WE GUIDE ORGANIZATIONS SELLING TO THE FEDERAL GOVERNMENT

Profit or Fee?

profit or fee

Fee

Fee is the portion of a cost-reimbursable award that is not intended to cover costs. Fee covers managing the work and accepting a degree of risk (unreimbursed costs). Although the final fee may not be Cost Plus a Percentage of Cost, the dollar amount of fee typically happens to represent a percentage of anticipated-cost dollars.

Examples of contract types that include fee are:

  • Cost Plus Fixed Fee (where the dollar amount of the fee is fixed, regardless of total costs)
  • Cost Plus Incentive Fee (where the amount of fee is higher with lower total costs, and vice-versa)
  • Cost Plus Award Fee (where the amount of fee is partially fixed and partially incentive)

Generally, support for fee includes less risk than for other contract types. Because the U.S. Government believes that all reasonable costs are reimbursed, reimbursement lowers risk. Instead, the complexity of work and management of those complexities – for both quality and schedule – more strongly support fee. Also, see factors in support of Profit, some of which might directly apply to justification of higher fee.

Profit

The Profit is the portion of a Fixed Price award that is not intended to cover costs. Profit applies to elements of an award that carry a Fixed Price; for example, a Time and Material contract type uses fixed labor rates (by category), which include profit.

The fixed dollar amount of profit depends on factors described in the Federal Acquisition Regulations 15.404-4 (d) (1). Although the final profit may not be Cost Plus a Percentage of Cost, the fixed dollar amount of profit typically happens to represent a percentage of anticipated-cost dollars.

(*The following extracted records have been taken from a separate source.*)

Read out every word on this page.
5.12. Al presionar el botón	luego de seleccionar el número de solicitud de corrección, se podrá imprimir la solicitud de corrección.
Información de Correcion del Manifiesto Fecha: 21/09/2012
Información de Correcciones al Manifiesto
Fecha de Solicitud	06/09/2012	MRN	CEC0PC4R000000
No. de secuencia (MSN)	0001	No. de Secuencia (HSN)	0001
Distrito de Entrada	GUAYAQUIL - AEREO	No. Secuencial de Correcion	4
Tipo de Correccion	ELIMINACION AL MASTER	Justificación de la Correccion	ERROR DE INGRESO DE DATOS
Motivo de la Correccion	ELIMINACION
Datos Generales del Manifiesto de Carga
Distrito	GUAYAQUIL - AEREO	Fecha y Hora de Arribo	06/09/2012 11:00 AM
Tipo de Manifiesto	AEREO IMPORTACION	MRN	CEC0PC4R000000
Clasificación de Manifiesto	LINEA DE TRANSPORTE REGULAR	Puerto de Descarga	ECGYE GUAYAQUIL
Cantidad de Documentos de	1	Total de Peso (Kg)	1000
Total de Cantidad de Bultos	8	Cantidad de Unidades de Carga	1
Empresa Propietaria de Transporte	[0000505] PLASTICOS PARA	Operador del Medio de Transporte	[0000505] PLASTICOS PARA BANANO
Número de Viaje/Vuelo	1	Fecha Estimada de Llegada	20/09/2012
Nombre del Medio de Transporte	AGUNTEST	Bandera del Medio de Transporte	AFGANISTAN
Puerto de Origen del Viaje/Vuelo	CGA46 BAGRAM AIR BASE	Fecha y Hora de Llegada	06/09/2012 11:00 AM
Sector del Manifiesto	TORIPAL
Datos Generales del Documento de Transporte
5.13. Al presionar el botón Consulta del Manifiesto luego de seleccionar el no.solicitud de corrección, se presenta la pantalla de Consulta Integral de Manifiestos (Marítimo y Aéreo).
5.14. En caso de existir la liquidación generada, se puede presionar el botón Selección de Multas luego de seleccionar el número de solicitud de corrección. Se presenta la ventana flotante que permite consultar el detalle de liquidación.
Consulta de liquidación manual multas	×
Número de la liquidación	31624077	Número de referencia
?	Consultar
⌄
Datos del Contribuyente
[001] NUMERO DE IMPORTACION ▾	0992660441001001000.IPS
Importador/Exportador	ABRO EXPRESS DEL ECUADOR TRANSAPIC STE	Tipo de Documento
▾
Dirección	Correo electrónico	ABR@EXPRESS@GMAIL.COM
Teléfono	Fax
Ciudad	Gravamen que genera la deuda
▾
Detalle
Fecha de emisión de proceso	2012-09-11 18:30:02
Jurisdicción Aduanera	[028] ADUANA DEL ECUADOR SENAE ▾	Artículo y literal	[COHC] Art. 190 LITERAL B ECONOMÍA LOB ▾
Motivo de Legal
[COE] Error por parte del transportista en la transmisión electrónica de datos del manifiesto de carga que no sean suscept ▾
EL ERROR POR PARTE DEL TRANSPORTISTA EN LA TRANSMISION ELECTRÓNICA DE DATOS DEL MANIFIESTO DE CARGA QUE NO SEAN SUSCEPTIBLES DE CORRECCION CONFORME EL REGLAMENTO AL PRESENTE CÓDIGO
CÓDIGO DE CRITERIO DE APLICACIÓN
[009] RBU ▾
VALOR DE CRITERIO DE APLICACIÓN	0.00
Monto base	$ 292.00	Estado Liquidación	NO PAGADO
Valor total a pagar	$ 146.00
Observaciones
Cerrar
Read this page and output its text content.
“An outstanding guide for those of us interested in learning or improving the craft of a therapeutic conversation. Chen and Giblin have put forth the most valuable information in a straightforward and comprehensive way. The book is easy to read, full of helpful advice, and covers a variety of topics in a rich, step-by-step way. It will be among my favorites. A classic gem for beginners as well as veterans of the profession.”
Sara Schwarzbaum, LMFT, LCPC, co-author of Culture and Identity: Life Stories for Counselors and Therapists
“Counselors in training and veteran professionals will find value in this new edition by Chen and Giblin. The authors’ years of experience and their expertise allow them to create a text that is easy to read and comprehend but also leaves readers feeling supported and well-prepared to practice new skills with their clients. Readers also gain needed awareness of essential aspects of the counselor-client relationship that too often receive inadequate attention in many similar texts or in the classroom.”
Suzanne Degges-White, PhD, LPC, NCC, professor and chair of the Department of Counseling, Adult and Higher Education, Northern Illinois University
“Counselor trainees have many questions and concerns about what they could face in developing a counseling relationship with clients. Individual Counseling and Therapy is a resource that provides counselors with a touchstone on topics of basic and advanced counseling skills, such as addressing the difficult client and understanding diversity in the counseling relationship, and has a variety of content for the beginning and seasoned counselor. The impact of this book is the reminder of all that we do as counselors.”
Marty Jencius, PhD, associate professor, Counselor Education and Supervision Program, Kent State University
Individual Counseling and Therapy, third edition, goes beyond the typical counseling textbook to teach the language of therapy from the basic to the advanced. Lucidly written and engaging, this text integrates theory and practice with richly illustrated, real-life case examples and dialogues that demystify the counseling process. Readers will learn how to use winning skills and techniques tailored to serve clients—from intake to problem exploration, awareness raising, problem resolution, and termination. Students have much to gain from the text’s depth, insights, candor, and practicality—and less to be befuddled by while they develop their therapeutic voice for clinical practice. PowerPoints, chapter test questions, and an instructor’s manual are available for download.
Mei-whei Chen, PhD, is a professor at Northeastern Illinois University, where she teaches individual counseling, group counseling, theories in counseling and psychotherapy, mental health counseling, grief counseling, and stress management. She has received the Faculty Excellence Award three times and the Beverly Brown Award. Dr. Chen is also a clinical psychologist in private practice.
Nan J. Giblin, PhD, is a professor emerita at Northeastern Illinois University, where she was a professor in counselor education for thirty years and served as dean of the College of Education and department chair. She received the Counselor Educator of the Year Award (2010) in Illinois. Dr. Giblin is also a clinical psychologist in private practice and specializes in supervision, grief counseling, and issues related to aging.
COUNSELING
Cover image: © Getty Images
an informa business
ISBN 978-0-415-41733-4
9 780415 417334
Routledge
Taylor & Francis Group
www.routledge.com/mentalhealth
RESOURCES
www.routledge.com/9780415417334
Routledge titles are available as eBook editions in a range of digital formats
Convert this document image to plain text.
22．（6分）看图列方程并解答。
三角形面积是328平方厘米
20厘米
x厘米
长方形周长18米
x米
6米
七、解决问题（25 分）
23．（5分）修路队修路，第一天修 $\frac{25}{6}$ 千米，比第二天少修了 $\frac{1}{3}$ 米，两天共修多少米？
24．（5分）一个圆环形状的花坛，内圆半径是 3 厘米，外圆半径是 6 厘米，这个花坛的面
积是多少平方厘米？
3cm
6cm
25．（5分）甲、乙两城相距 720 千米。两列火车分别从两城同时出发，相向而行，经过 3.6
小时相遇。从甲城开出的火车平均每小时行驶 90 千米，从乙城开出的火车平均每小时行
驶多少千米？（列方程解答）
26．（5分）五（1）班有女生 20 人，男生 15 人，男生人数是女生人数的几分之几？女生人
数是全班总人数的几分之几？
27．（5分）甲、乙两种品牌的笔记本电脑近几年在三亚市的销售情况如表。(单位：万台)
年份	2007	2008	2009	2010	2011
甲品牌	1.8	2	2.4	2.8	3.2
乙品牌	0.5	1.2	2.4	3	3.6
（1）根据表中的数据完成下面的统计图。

Support that justifies profit includes:

  • Complexity and investment of contractor-resources
  • Risk of overrunning cost (e.g., insufficient work description)
  • Purchases from socioeconomic businesses (e.g., a veteran-owned, HUB zone small business)
  • Contractor investment (i.e., money spent “up front” to provide the right facilities, equipment, and experts)
  • Similar, past contracts and their cost-efficiency
  • Independent Research and Development (not customer-paid Research and Development) that benefits the current award

We work with clients to strengthen justifications for high profit, especially when the proposal will be negotiated. Providing the Contracting Officer (or higher-tier Subcontract Administrator) measurable examples, which precisely address these factors, minimizes the buyer’s work to justify the client-proposed profit.